Sixteen people on FBI terror watch-list found crossing border

By 
 March 20, 2023

While high-profile Democrats have long insisted that America's border is "secure," the recent arrest of 16 people on the FBI's terror watch list throws doubt on that claim.

According to Fox News, the individuals in question were apprehended last month, and they bring the total number of terror watch suspects found along the southern border in fiscal year 2023 to 69.

Numbers jump

Fox News noted that the number of suspected terrorists caught attempting to illegally enter the country has grown sharply in recent years.

Whereas just eight were nabbed between ports of entry along the southern border from fiscal year 2017 to fiscal year 2020, the figure jumped to 15 in fiscal year 2021 and 98 in fiscal year 2022.

This report came less than a week after Border Patrol Chief Raul Ortiz told members of the House Homeland Security Committee that the Department of Homeland Security (DHS) lacks "operational control" over America's border with Mexico.

Border Patrol chief disagrees with halting wall construction

Ortiz also told Oklahoma Republican Rep.

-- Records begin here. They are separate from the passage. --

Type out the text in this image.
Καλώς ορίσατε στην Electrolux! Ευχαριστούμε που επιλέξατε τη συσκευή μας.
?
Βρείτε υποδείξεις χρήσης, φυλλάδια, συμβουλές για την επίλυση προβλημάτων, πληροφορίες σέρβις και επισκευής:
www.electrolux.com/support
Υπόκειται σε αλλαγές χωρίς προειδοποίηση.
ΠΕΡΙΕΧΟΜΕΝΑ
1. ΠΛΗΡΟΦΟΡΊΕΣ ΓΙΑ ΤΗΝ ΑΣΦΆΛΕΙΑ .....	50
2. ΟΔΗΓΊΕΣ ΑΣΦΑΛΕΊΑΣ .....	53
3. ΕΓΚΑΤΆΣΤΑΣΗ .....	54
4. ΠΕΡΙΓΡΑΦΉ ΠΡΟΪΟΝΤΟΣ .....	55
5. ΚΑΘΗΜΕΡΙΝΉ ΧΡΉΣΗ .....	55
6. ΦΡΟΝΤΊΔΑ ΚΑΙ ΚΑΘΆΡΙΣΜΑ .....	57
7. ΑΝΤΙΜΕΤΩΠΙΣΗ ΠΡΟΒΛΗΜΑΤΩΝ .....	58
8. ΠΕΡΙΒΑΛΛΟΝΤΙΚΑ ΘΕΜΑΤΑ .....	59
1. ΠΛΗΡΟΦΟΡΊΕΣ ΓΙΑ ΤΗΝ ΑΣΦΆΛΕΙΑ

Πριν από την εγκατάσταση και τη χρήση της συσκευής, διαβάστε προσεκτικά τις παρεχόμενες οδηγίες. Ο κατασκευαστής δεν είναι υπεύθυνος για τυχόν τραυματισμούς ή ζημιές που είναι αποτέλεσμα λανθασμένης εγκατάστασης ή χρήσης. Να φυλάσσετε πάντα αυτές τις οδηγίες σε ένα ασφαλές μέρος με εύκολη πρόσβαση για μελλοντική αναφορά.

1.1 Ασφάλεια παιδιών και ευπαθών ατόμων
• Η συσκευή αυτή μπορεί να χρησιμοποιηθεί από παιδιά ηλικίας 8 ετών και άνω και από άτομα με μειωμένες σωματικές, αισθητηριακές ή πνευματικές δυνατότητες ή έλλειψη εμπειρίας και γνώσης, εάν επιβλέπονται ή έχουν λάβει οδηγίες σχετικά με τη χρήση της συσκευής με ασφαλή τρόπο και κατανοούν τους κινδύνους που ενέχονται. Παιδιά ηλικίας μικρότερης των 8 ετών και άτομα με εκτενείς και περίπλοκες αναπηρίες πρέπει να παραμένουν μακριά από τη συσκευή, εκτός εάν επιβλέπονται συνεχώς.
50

Josh Brecheen that he disagreed with President Joe Biden's decision to halt construction of a border wall.

Ortiz at one point complained that the Border Patrol "tore down perfectly good infrastructure system in some areas that we should have just left alone."

"I do not believe in a wall from sea to shining sea, but I do believe in infrastructure and barrier systems in concentrated areas, especially urban areas," the official added.

$47 million per year

Meanwhile, Fox News reported last week that the Senate Armed Forces Committee found taxpayers are shelling out $47 million per year to store and maintain unused border wall materials.

Republican members of the committee raised the issue in a letter to Melissa Dalton, who serves as assistant secretary of defense for homeland defense and hemispheric affairs.

"At present, over 20,000 border wall sections, otherwise known as bollard panels, lie unused at 20 project sites across southern Arizona and New Mexico," they pointed out.

"Every day, the Department of Defense pays $130,000 to store, maintain, and secure these materials," the lawmakers complained.